In the RECORD1, 2, and 3 studies, rivaroxaban significantly reduced the composite of DVT, nonfatal PE, and all-cause mortality, as well as major VTE compared with enoxaparin. Major bleeding events as well as clinically relevant nonmajor bleeding and hemorrhagic wound complications were similar across both groups.25-27
In the RECORD4 study, rivaroxaban significantly reduced the composite of DVT, nonfatal PE, and all-cause mortality, but not major VTE, in patients undergoing TKR. Major bleeding events as well as clinically relevant nonmajor bleeding were numerically higher in the rivaroxaban group, but this was not statistically significant. Hemorrhagic wound complications were similar across both groups.28 This study was not required for approval and was not included in the final FDA-approved package insert.29
In a pooled analysis of the 4 RECORD trials presented at the FDA advisory committee, the incidence of major bleeding was significantly higher in the rivaroxaban group (24 events [0.39%]) compared with enoxaparin (13 events [0.21%]), with a nominal P value of .08 (significant at 10% nominal level) in the total treatment duration pool.30 In a pooled analysis by Turpie and colleagues who used the same data, this difference was not determined to be statistically different.31 In addition, this pooled analysis showed that the incidence of treatment-emergent hemorrhagic wound complications was similar in patients receiving rivaroxaban and enoxaparin and that fewer treatment-emergent serious AEs occurred in patients receiving rivaroxaban compared with patients receiving enoxaparin.31
In the FDA advisory committee, an “isolated signal” for a potentially increased risk of ischemic stroke was identified: In the safety population, ischemic stroke occurred in 5 patients who had received rivaroxaban and 1 patient who received enoxaparin.30 Furthermore, cardiovascular events in the safety population were concentrated around discontinuation of rivaroxaban, which was not the case for enoxaparin. The concern of stroke following rivaroxaban discontinuation was much more robust in Rivaroxaban vs Warfarin in Nonvalvular Atrial Fibrillation (ROCKET-AF), the phase 3 trial that compared rivaroxaban and warfarin for stroke prophylaxis in AFib.32 In the study ROCKET-AF, higher rates of stroke and systemic embolism were observed at the end of the trial among patients discontinuing rivaroxaban and switching to open-label warfarin compared with patients who had been taking warfarin and were transitioned to open-label warfarin. This observation led to a black box warning in the label of rivaroxaban regarding discontinuation of this agent.33
rivaroxaban management
The approved dose of rivaroxaban for the prophylaxis of VTE is 10 mg orally once daily with or without food.29 The first dose should be taken 6 to 10 hours after surgery, once hemostasis has been established.
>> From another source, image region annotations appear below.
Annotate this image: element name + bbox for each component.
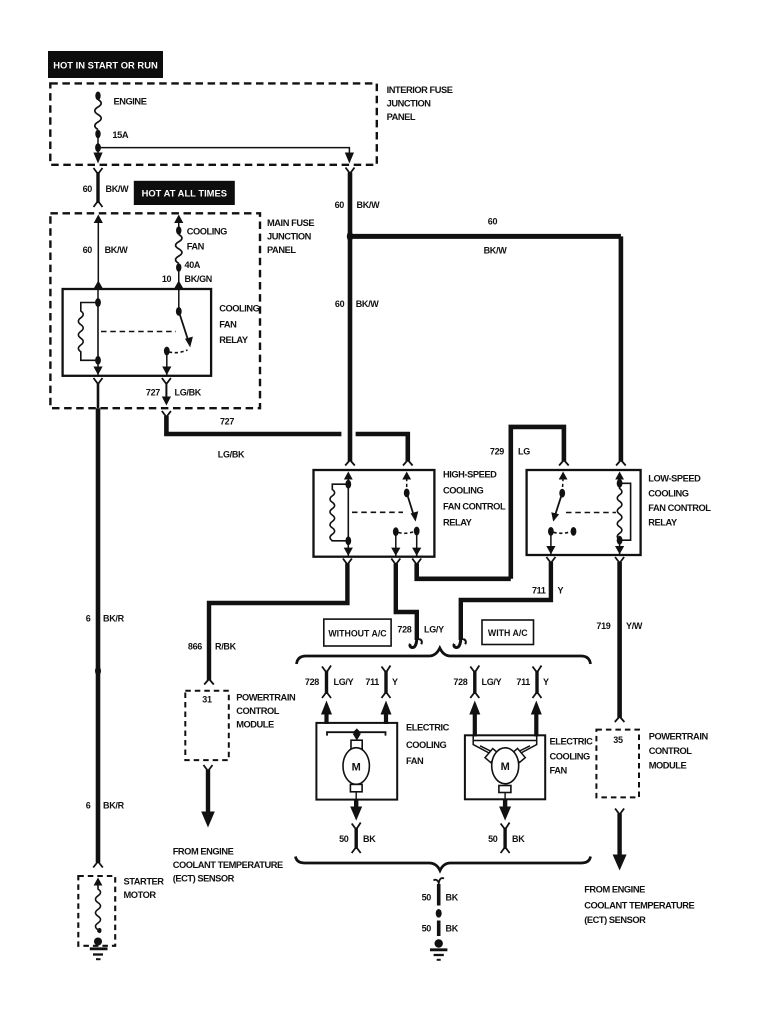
svg-text:866: 866 xyxy=(188,642,202,652)
arrow up fan2 wire a xyxy=(469,701,480,715)
wire: starter feed (thick left vertical) xyxy=(96,408,101,862)
svg-text:50: 50 xyxy=(339,834,349,844)
connector pair 711 (fan1) xyxy=(382,666,391,699)
svg-text:COOLING: COOLING xyxy=(443,486,483,496)
label 60 BK/W (upper) xyxy=(335,200,381,210)
node: junction on main vertical xyxy=(347,232,353,242)
label 10 BK/GN xyxy=(162,274,212,284)
fan2 brush angled left xyxy=(485,749,498,763)
wire: coil center xyxy=(97,303,99,361)
fork below HS relay (866 branch) xyxy=(343,559,352,565)
label LOW-SPEED COOLING FAN CONTROL RELAY xyxy=(648,474,711,528)
svg-text:M: M xyxy=(352,762,361,774)
arrow down fan1 ground xyxy=(350,807,362,821)
arrow up fan1 wire b xyxy=(381,701,392,715)
svg-text:FAN CONTROL: FAN CONTROL xyxy=(648,503,711,513)
svg-text:727: 727 xyxy=(146,388,160,398)
label FROM ENGINE COOLANT TEMPERATURE (ECT) SENSOR (left) xyxy=(173,847,283,884)
fan1 bus junction diamond xyxy=(353,728,361,736)
svg-text:BK: BK xyxy=(363,834,376,844)
arrow up into panel (left branch) xyxy=(94,215,103,224)
fork below LS relay (711 branch) xyxy=(546,557,555,563)
svg-text:BK/R: BK/R xyxy=(103,614,125,624)
svg-text:MOTOR: MOTOR xyxy=(124,890,157,900)
wire: fan2 ground lead xyxy=(503,799,507,808)
node: HS switch common xyxy=(404,489,410,498)
label 711 Y xyxy=(532,586,564,596)
HOT IN START OR RUN label xyxy=(48,51,163,78)
svg-text:31: 31 xyxy=(202,695,212,705)
arrow up at relay box entry (fuse branch) xyxy=(174,281,183,289)
svg-text:BK/W: BK/W xyxy=(484,246,508,256)
wire segment 2 xyxy=(437,921,441,937)
arrow up at relay box entry (left branch) xyxy=(94,281,103,289)
fork at low-speed relay entry right xyxy=(616,460,626,466)
ground chain: half connector xyxy=(434,878,445,885)
svg-text:COOLANT TEMPERATURE: COOLANT TEMPERATURE xyxy=(173,860,283,870)
fork below panel on 727 xyxy=(162,411,171,417)
svg-text:711: 711 xyxy=(532,586,546,596)
relay switch branch xyxy=(178,289,180,311)
label 50 BK (upper) xyxy=(422,893,459,903)
dashed wire to switch common xyxy=(406,478,408,493)
svg-text:728: 728 xyxy=(453,677,467,687)
wire: 866 elbow to PCM 31 xyxy=(209,564,347,681)
node: LS switch NC xyxy=(571,527,577,536)
arrow down LS out xyxy=(546,546,555,554)
svg-text:FAN: FAN xyxy=(187,242,205,252)
wire: 727 continues right of main vertical xyxy=(356,434,408,461)
label ELECTRIC COOLING FAN (1) xyxy=(406,723,450,767)
label 728 LG/Y xyxy=(453,677,501,687)
arrow down at panel exit 727 xyxy=(162,397,171,406)
svg-text:(ECT) SENSOR: (ECT) SENSOR xyxy=(584,915,646,925)
fuse ENGINE 15A (squiggle) xyxy=(95,100,101,130)
wire xyxy=(324,713,328,724)
svg-text:LG/Y: LG/Y xyxy=(334,677,354,687)
wire xyxy=(619,478,621,483)
svg-text:FAN: FAN xyxy=(406,756,424,766)
711 hook tail xyxy=(463,639,466,644)
wire xyxy=(97,221,99,289)
label: MAIN FUSE JUNCTION PANEL xyxy=(267,218,314,255)
WITHOUT A/C box xyxy=(324,619,391,646)
fan1 bus bar xyxy=(327,732,386,735)
LS coil squiggle center xyxy=(617,483,622,540)
lower brace (underbrace) xyxy=(296,857,591,871)
svg-text:BK: BK xyxy=(446,924,459,934)
svg-text:FROM ENGINE: FROM ENGINE xyxy=(173,847,234,857)
arrow up inside HS relay (coil) xyxy=(344,472,353,480)
wire xyxy=(384,713,388,724)
node: HS switch out A xyxy=(393,527,399,536)
electric cooling fan 2 box xyxy=(465,735,545,799)
node: LS switch out xyxy=(548,527,554,536)
fork at PCM 31 entry xyxy=(204,679,214,685)
dashed wire to LS switch common xyxy=(561,478,564,493)
fork at starter motor entry xyxy=(93,862,103,868)
svg-text:M: M xyxy=(501,761,510,773)
svg-text:10: 10 xyxy=(162,274,172,284)
svg-text:728: 728 xyxy=(397,625,411,635)
wire xyxy=(178,221,180,231)
wire xyxy=(97,383,100,408)
connector pair 728 (fan2) xyxy=(470,666,479,699)
label 729 LG xyxy=(490,447,530,457)
wire xyxy=(473,713,477,737)
label 60 BK/W (lower on main vertical) xyxy=(335,299,379,309)
svg-text:15A: 15A xyxy=(112,130,128,140)
fork at high-speed relay entry right xyxy=(403,460,413,466)
wire: thin feed across panel xyxy=(98,148,349,153)
cooling fan relay box xyxy=(63,289,212,376)
coil loop with squiggle xyxy=(78,303,98,361)
svg-text:60: 60 xyxy=(83,184,93,194)
svg-text:BK: BK xyxy=(446,893,459,903)
arrow down at HS coil exit xyxy=(344,548,353,556)
arrow down (to ECT sensor left) xyxy=(201,812,215,828)
ground ball xyxy=(435,939,443,947)
dashed actuator line HS xyxy=(352,511,403,513)
svg-text:RELAY: RELAY xyxy=(219,335,249,345)
node: splice dot xyxy=(436,909,442,918)
node: HS coil bottom xyxy=(345,536,351,545)
728 hook end xyxy=(410,634,417,648)
node: splice on starter feed xyxy=(95,667,101,676)
wire: out B down xyxy=(416,531,418,557)
fork below HS relay (728 branch) xyxy=(391,559,400,565)
LS coil loop (plain right side) xyxy=(620,483,631,540)
node: fuse bottom xyxy=(95,130,100,139)
svg-text:BK/W: BK/W xyxy=(357,200,381,210)
wire: LS out down xyxy=(550,531,552,555)
svg-text:LG: LG xyxy=(518,447,530,457)
wire: main vertical 60 BK/W (thick) xyxy=(348,173,353,462)
connector half (fork) top of main feed xyxy=(346,168,355,174)
arrow up fan2 wire b xyxy=(531,701,542,715)
LS switch blade xyxy=(555,493,562,515)
svg-text:JUNCTION: JUNCTION xyxy=(387,99,432,109)
svg-text:COOLING: COOLING xyxy=(550,752,590,762)
wire: 719 down to PCM 35 xyxy=(617,562,622,718)
fan2 yoke xyxy=(473,735,537,753)
wire: fan1 ground lead xyxy=(354,800,358,808)
relay coil branch xyxy=(97,289,99,303)
main fuse junction panel (dashed box) xyxy=(50,213,260,408)
svg-text:PANEL: PANEL xyxy=(267,245,296,255)
svg-text:MODULE: MODULE xyxy=(649,761,687,771)
svg-text:60: 60 xyxy=(335,200,345,210)
svg-text:BK: BK xyxy=(512,834,525,844)
label COOLING FAN xyxy=(187,227,227,252)
svg-text:MAIN FUSE: MAIN FUSE xyxy=(267,218,314,228)
fan2 bottom brush xyxy=(499,786,511,793)
dashed actuator line LS xyxy=(566,512,616,514)
svg-text:ENGINE: ENGINE xyxy=(114,97,147,107)
node: LS coil top xyxy=(617,479,623,488)
blade arrowhead xyxy=(185,337,193,348)
svg-text:50: 50 xyxy=(422,893,432,903)
svg-text:60: 60 xyxy=(83,245,93,255)
wire xyxy=(534,713,538,737)
label 711 Y xyxy=(516,677,549,687)
label 728 LG/Y xyxy=(305,677,354,687)
wire: fan1 motor to box bottom xyxy=(355,792,357,800)
svg-text:WITH A/C: WITH A/C xyxy=(488,628,528,638)
svg-text:LG/Y: LG/Y xyxy=(424,625,444,635)
label 60 BK/W xyxy=(83,184,130,194)
arrow up fan1 wire a xyxy=(321,701,332,715)
arrow up inside starter xyxy=(94,878,103,886)
fork below HS relay (729 branch) xyxy=(412,559,421,565)
arrow down out B xyxy=(412,548,421,556)
dashed contact link HS xyxy=(399,532,415,534)
label 6 BK/R (upper) xyxy=(86,614,125,624)
svg-text:STARTER: STARTER xyxy=(124,877,165,887)
svg-text:35: 35 xyxy=(613,735,623,745)
node: LS switch common xyxy=(559,489,565,498)
svg-text:60: 60 xyxy=(335,299,345,309)
svg-text:Y: Y xyxy=(392,677,398,687)
electric cooling fan 1 box xyxy=(316,723,397,800)
svg-text:CONTROL: CONTROL xyxy=(236,706,280,716)
svg-text:HIGH-SPEED: HIGH-SPEED xyxy=(443,470,497,480)
svg-text:711: 711 xyxy=(516,677,530,687)
label 50 BK (lower) xyxy=(422,924,459,934)
label 866 R/BK xyxy=(188,642,237,652)
fan1 center arrow xyxy=(353,734,361,741)
svg-text:(ECT) SENSOR: (ECT) SENSOR xyxy=(173,874,235,884)
arrow down at switch exit xyxy=(162,367,171,376)
svg-text:BK/W: BK/W xyxy=(356,299,380,309)
fork at PCM 35 entry xyxy=(615,717,625,723)
HS coil loop with squiggle xyxy=(330,484,348,541)
label 6 BK/R (lower) xyxy=(86,801,125,811)
svg-text:RELAY: RELAY xyxy=(443,518,473,528)
svg-text:WITHOUT A/C: WITHOUT A/C xyxy=(328,629,387,639)
wire: 727 elbow (thick) xyxy=(166,416,341,434)
node: switch output xyxy=(164,347,170,356)
dashed contact link LS xyxy=(554,532,571,534)
starter winding squiggle xyxy=(96,885,101,932)
svg-text:50: 50 xyxy=(488,834,498,844)
arrow down (to ECT sensor right) xyxy=(613,855,627,871)
label 50 BK (fan1) xyxy=(339,834,376,844)
svg-text:FAN: FAN xyxy=(550,766,568,776)
wire: horizontal 60 BK/W to right (thick) xyxy=(350,234,621,239)
svg-text:729: 729 xyxy=(490,447,504,457)
starter ground symbol xyxy=(90,949,108,959)
node: junction at 15A output xyxy=(95,143,101,152)
node: fuse top xyxy=(95,92,100,101)
label 728 LG/Y xyxy=(397,625,444,635)
fork below PCM 31 xyxy=(204,765,213,771)
wire: PCM 35 output down xyxy=(617,814,621,857)
svg-text:COOLING: COOLING xyxy=(219,304,259,314)
interior fuse junction panel (dashed box) xyxy=(50,83,377,164)
svg-text:POWERTRAIN: POWERTRAIN xyxy=(236,693,296,703)
svg-text:727: 727 xyxy=(220,417,234,427)
high-speed cooling fan control relay box xyxy=(314,470,435,557)
svg-text:40A: 40A xyxy=(185,260,201,270)
728 hook tail xyxy=(419,639,422,644)
wire xyxy=(165,383,167,397)
svg-text:728: 728 xyxy=(305,677,319,687)
fork at high-speed relay entry left xyxy=(345,460,355,466)
label COOLING FAN RELAY xyxy=(219,304,259,346)
fork below LS relay (719 branch) xyxy=(615,557,624,563)
svg-text:BK/GN: BK/GN xyxy=(185,274,213,284)
node: HS coil top xyxy=(345,480,351,489)
fork below relay (727 output) xyxy=(162,378,171,384)
node xyxy=(95,298,101,307)
label FROM ENGINE COOLANT TEMPERATURE (ECT) SENSOR (right) xyxy=(584,885,694,926)
starter ground ball xyxy=(94,938,102,946)
connector pair 711 (fan2) xyxy=(533,666,542,699)
arrow down at panel exit left xyxy=(93,153,102,164)
connector pair 728 (fan1) xyxy=(322,666,331,699)
svg-text:ELECTRIC: ELECTRIC xyxy=(550,737,594,747)
node: HS switch out B xyxy=(414,527,420,536)
wire segment xyxy=(437,884,441,906)
connector C (in-line) on left feed xyxy=(94,168,103,207)
wire xyxy=(619,540,621,555)
svg-text:HOT AT ALL TIMES: HOT AT ALL TIMES xyxy=(142,188,227,199)
label: INTERIOR FUSE JUNCTION PANEL xyxy=(387,85,453,122)
fan2 brush angled right xyxy=(512,748,525,762)
svg-text:6: 6 xyxy=(86,614,91,624)
arrow up into panel (fuse branch) xyxy=(174,215,183,224)
node xyxy=(95,356,101,365)
upper brace (overbrace) xyxy=(297,648,591,664)
label HIGH-SPEED COOLING FAN CONTROL RELAY xyxy=(443,470,506,528)
LS blade arrowhead xyxy=(551,512,559,521)
wire: PCM 31 output down xyxy=(206,770,210,813)
svg-text:60: 60 xyxy=(488,217,498,227)
wire xyxy=(178,268,180,290)
svg-text:COOLING: COOLING xyxy=(648,489,688,499)
arrow down LS coil exit xyxy=(615,546,624,554)
svg-text:711: 711 xyxy=(365,677,379,687)
wire: out A down xyxy=(395,532,397,557)
arrow up inside LS relay (coil) xyxy=(615,472,624,480)
arrow down out A xyxy=(391,548,400,556)
node: LS coil bottom xyxy=(617,536,623,545)
svg-text:LOW-SPEED: LOW-SPEED xyxy=(648,474,701,484)
svg-text:POWERTRAIN: POWERTRAIN xyxy=(649,732,709,742)
svg-text:BK/W: BK/W xyxy=(106,184,130,194)
711 hook end xyxy=(454,634,461,648)
node: fuse bottom xyxy=(176,263,181,272)
wire: HS coil center xyxy=(347,484,349,541)
wire xyxy=(97,134,99,148)
label 50 BK (fan2) xyxy=(488,834,525,844)
svg-text:INTERIOR FUSE: INTERIOR FUSE xyxy=(387,85,453,95)
wire: right vertical feed to low-speed relay xyxy=(619,236,624,461)
svg-text:Y/W: Y/W xyxy=(626,621,643,631)
connector pair 50 BK (fan2) xyxy=(501,823,510,854)
label 711 Y xyxy=(365,677,398,687)
arrow down at panel exit right xyxy=(345,153,354,164)
label 727 LG/BK xyxy=(146,388,202,398)
svg-text:CONTROL: CONTROL xyxy=(649,746,693,756)
wire xyxy=(97,148,99,153)
HS blade arrowhead xyxy=(411,511,419,521)
node: switch common xyxy=(176,307,182,316)
arrow up inside LS relay (switch) xyxy=(559,472,568,480)
arrow down fan2 ground xyxy=(499,807,511,821)
fan1 bottom brush xyxy=(350,784,362,791)
wire: fan2 motor to box bottom xyxy=(504,793,506,800)
connector pair 50 BK (fan1) xyxy=(352,823,361,854)
powertrain control module 35 box (dashed) xyxy=(596,730,639,798)
wire: 729 LG riser and link xyxy=(511,427,564,579)
svg-text:PANEL: PANEL xyxy=(387,112,416,122)
svg-text:RELAY: RELAY xyxy=(648,518,678,528)
svg-text:HOT IN START OR RUN: HOT IN START OR RUN xyxy=(53,60,158,71)
svg-text:R/BK: R/BK xyxy=(215,642,237,652)
fork below PCM 35 xyxy=(615,809,624,815)
powertrain control module 31 box (dashed) xyxy=(185,691,229,760)
node: cooling fan fuse top xyxy=(176,226,181,235)
wire: 711 elbow xyxy=(461,562,551,640)
fork below relay (left) xyxy=(94,378,103,384)
svg-text:BK/R: BK/R xyxy=(103,801,125,811)
switch blade diagonal xyxy=(179,311,188,340)
wire: switch output down xyxy=(166,351,168,376)
label STARTER MOTOR xyxy=(124,877,165,901)
svg-text:COOLING: COOLING xyxy=(406,740,446,750)
motor M2 xyxy=(492,748,519,784)
svg-text:LG/Y: LG/Y xyxy=(482,677,502,687)
label ELECTRIC COOLING FAN (2) xyxy=(550,737,594,776)
dashed contact link xyxy=(169,350,188,353)
svg-text:FROM ENGINE: FROM ENGINE xyxy=(584,885,645,895)
fuse COOLING FAN 40A (squiggle) xyxy=(176,235,182,264)
ground symbol xyxy=(430,950,447,960)
svg-text:MODULE: MODULE xyxy=(236,720,274,730)
label 60 BK/W (inside panel) xyxy=(83,245,129,255)
wire xyxy=(347,541,349,557)
svg-text:ELECTRIC: ELECTRIC xyxy=(406,723,450,733)
label POWERTRAIN CONTROL MODULE (right) xyxy=(649,732,709,771)
label 719 Y/W xyxy=(596,621,643,631)
arrow up inside HS relay (switch) xyxy=(402,472,411,480)
svg-text:COOLANT TEMPERATURE: COOLANT TEMPERATURE xyxy=(584,901,694,911)
HOT AT ALL TIMES label xyxy=(134,181,235,205)
starter winding end dot xyxy=(98,928,102,933)
svg-text:Y: Y xyxy=(543,677,549,687)
fork at low-speed relay entry left xyxy=(559,460,569,466)
svg-text:JUNCTION: JUNCTION xyxy=(267,232,312,242)
label POWERTRAIN CONTROL MODULE (left) xyxy=(236,693,296,730)
svg-text:LG/BK: LG/BK xyxy=(175,388,202,398)
starter motor box (dashed) xyxy=(78,876,115,946)
svg-text:BK/W: BK/W xyxy=(105,245,129,255)
wire xyxy=(347,478,349,484)
HS switch blade xyxy=(407,493,414,516)
wire to box bottom xyxy=(97,360,99,376)
motor M1 xyxy=(343,748,369,785)
WITH A/C box xyxy=(482,620,534,645)
svg-text:COOLING: COOLING xyxy=(187,227,227,237)
fan1 brush cap xyxy=(351,740,362,749)
svg-text:LG/BK: LG/BK xyxy=(218,450,245,460)
dashed actuator line xyxy=(101,331,176,333)
svg-text:6: 6 xyxy=(86,801,91,811)
svg-text:719: 719 xyxy=(596,621,610,631)
svg-text:FAN CONTROL: FAN CONTROL xyxy=(443,502,506,512)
Rivaroxaban should be administered for 35 days to patients undergoing THR and for 12 days to patients undergoing TKR. Tablets may be crushed and administered in a gastric feeding tube, but they must not be administered via feeding tubes that deliver the contents into the proximal small intestine, because reduced drug absorption may result.29
The prescribing information for rivaroxaban includes a black box warning stating that epidural or spinal hematomas have occurred in patients treated with rivaroxaban who are receiving neuraxial (ie, spinal or epidural) anesthesia or undergoing spinal puncture. For such patients, the epidural catheter should not be removed earlier than 18 hours after the last administration of rivaroxaban.29 The next rivaroxaban dose should not be administered earlier than 6 hours after the catheter is removed.29 If a traumatic puncture occurs, rivaroxaban administration should be delayed for 24 hours.29 Factors that can increase the risk of developing epidural or spinal hematomas include the use of indwelling epidural catheters, concomitant use of drugs that affect hemostasis (eg, nonsteroidal anti-inflammatory drugs [NSAIDs], platelet inhibitors, and other anticoagulants), a history of traumatic or repeated epidural or spinal punctures, and a history of spinal deformity or spinal surgery.
Rivaroxaban has not been studied in severe hepatic impairment (Child-Pugh C), and in subjects with moderate hepatic impairment (Child-Pugh B), rivaroxaban has led to increased drug exposure, with increased PD effects. Therefore, rivaroxaban should be avoided in patients with moderate to severe hepatic impairment or any hepatic disease associated with coagulopathy.29
Rivaroxaban should also be avoided in patients with severe renal impairment (a creatinine clearance [CrCl] of < 30 mL/min), because increased exposure with increased PD effects is expected. A combined analysis of the RECORD1, 2, and 3 trials did not show an increased bleeding risk for patients with moderate renal impairment (CrCl 30-50 mL/min) taking rivaroxaban. However, such patients should be observed for signs or symptoms of bleeding. Discontinuation should be considered in any patient who develops acute renal failure while taking rivaroxaban.